【tpc-h】数据库性能测试数据批量生成工具

原创于 2024-12-05 11:12:46 发布 · 567 阅读

5 ·

CC 4.0 BY-SA版权

文章标签：

#数据库

参考文章

TPC-H测试超详细介绍
 金仓数据库TPC-H自动化测试实践
 2024年8款数据库数据分析能力（TPC-H）真实性能评测

TPC使用

以tpc-h为例

部署tpc-h

下载地址：https://www.tpc.org/tpc_documents_current_versions/current_specifications5.asp
在Source Code栏下载，一般需要再linux环境使用，当然在win环境使用也可以。以linux为例：
解压文件，生成TPC-H_Tools_v3.0.0文件夹，cd TPC-H_Tools_v3.0.0/dbgen，cp makefile.suite Makefile,vim Makefile,
可以看到DATABASE可以选择的比较少，没关系，tpc生成的数据类型简单，其他数据库也基本都支持。

CC      = gcc
# Current values for DATABASE are: INFORMIX, DB2, TDAT (Teradata)
#                                  SQLSERVER, SYBASE, ORACLE, VECTORWISE
# Current values for MACHINE are:  ATT, DOS, HP, IBM, ICL, MVS, 
#                                  SGI, SUN, U2200, VMS, LINUX, WIN32 
# Current values for WORKLOAD are:  TPCH
DATABASE=SQLSERVER
MACHINE = LINUX
WORKLOAD = TPCH

在dbgen执行make命令编译，生成dbgen和qgen可执行文件

生成数据

执行./dbgen -h查看帮助：

[root@some dbgen]# ./dbgen -h
TPC-H Population Generator (Version 3.0.0 build 0)
Copyright Transaction Processing Performance Council 1994 - 2010
USAGE:
dbgen [-{vf}][-T {pcsoPSOL}]
        [-s <scale>][-C <procs>][-S <step>]
dbgen [-v] [-O m] [-s <scale>] [-U <updates>]

Basic Options
===========================
-C <n> -- separate data set into <n> chunks (requires -S, default: 1)
-f     -- force.
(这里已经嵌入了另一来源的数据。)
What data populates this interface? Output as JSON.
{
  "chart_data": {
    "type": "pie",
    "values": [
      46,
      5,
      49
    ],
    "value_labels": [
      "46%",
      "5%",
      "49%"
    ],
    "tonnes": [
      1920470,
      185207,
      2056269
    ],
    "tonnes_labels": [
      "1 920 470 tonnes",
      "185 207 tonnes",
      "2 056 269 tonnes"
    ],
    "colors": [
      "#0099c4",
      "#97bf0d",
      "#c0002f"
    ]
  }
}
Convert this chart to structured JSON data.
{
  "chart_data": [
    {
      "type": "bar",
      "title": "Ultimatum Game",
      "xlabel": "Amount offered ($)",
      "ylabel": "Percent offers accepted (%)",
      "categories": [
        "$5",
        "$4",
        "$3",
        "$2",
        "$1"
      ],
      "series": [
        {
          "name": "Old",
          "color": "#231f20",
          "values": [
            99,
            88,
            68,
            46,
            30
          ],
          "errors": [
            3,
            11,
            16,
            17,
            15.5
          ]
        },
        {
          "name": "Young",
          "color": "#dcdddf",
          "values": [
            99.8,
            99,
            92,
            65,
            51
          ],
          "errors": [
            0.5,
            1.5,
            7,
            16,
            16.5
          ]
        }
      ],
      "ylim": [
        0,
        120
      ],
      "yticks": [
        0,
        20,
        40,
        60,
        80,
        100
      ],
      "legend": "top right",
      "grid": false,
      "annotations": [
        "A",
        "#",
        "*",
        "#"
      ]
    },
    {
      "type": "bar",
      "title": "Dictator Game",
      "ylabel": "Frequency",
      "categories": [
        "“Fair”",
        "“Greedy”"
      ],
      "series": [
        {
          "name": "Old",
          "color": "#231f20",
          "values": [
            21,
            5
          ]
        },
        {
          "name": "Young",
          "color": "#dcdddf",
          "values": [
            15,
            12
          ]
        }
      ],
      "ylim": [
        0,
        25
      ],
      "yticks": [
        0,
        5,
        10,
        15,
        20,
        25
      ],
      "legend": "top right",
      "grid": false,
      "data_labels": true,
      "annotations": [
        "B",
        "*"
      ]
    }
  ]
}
Overwrite existing files
-h     -- display this message
-q     -- enable QUIET mode
-s <n> -- set Scale Factor (SF) to  <n> (default: 1) 
-S <n> -- build the <n>th step of the data/update set (used with -C or -U)
-U <n> -- generate <n> update sets
-v     -- enable VERBOSE mode

Advanced Options
===========================
-b <s> -- load distributions for <s> (default: dists.dss)
-d <n> -- split deletes between <n> files (requires -U)
-i <n> -- split inserts between <n> files (requires -U)
-T c   -- generate cutomers ONLY
-T l   -- generate nation/region ONLY
-T L   -- generate lineitem ONLY
-T n   -- generate nation ONLY
-T o   -- generate orders/lineitem ONLY
-T O   -- generate orders ONLY
-T p   -- generate parts/partsupp ONLY
-T P   -- generate parts ONLY
-T r   -- generate region ONLY
-T s   -- generate suppliers ONLY
-T S   -- generate partsupp ONLY

To generate the SF=1 (1GB), validation database population, use:
        dbgen -vf -s 1

To generate updates for a SF=1 (1GB), use:
        dbgen -v -U 1 -s 1

在此帮助的最后给出了案例：dbgen -vf -s 1
所以常用参数：
-f – force. 覆盖已有文件
-s – set 放大因子，就是生成数量的放大因子，1约为1GB，0.01约为10MB。
-v – enable VERBOSE mode 打印详细日志。

执行后，会在dbgen文件夹内生成*.tbl文件就是数据文件了，比如：

nation.tbl文件内容：

0|ALGERIA|0| haggle. carefully final deposits detect slyly agai|
1|ARGENTINA|1|al foxes promise slyly according to the regular accounts. bold requests alon|
2|BRAZIL|1|y alongside of the pending deposits. carefully special packages are about the ironic forges. slyly special |

可以使用mv命令都再放一个文件夹，mkdir ../tbls,mv *.tbl ../tbls

生成查询语句

./qgen -h

[root@some dbgen]# ./qgen -h
TPC-H Parameter Substitution (v. 3.0.0 build 0)
Copyright Transaction Processing Performance Council 1994 - 2010
USAGE: ./qgen <options> [ queries ]
Options:
        -a              -- use ANSI semantics.
        -b <str>        -- load distributions from <str>
        -c              -- retain comments found in template.
        -d              -- use default substitution values.
        -h              -- print this usage summary.
        -i <str>        -- use the contents of file <str> to begin a query.
        -l <str>        -- log parameters to <str>.
        -n <str>        -- connect to database <str>.
        -N              -- use default rowcounts and ignore :n directive.
        -o <str>        -- set the output file base path to <str>.
        -p <n>          -- use the query permutation for stream <n>
        -r <n>          -- seed the random number generator with <n>
        -s <n>          -- base substitutions on an SF of <n>
        -v              -- verbose.
        -t <str>        -- use the contents of file <str> to complete a query
        -x              -- enable SET EXPLAIN in each query.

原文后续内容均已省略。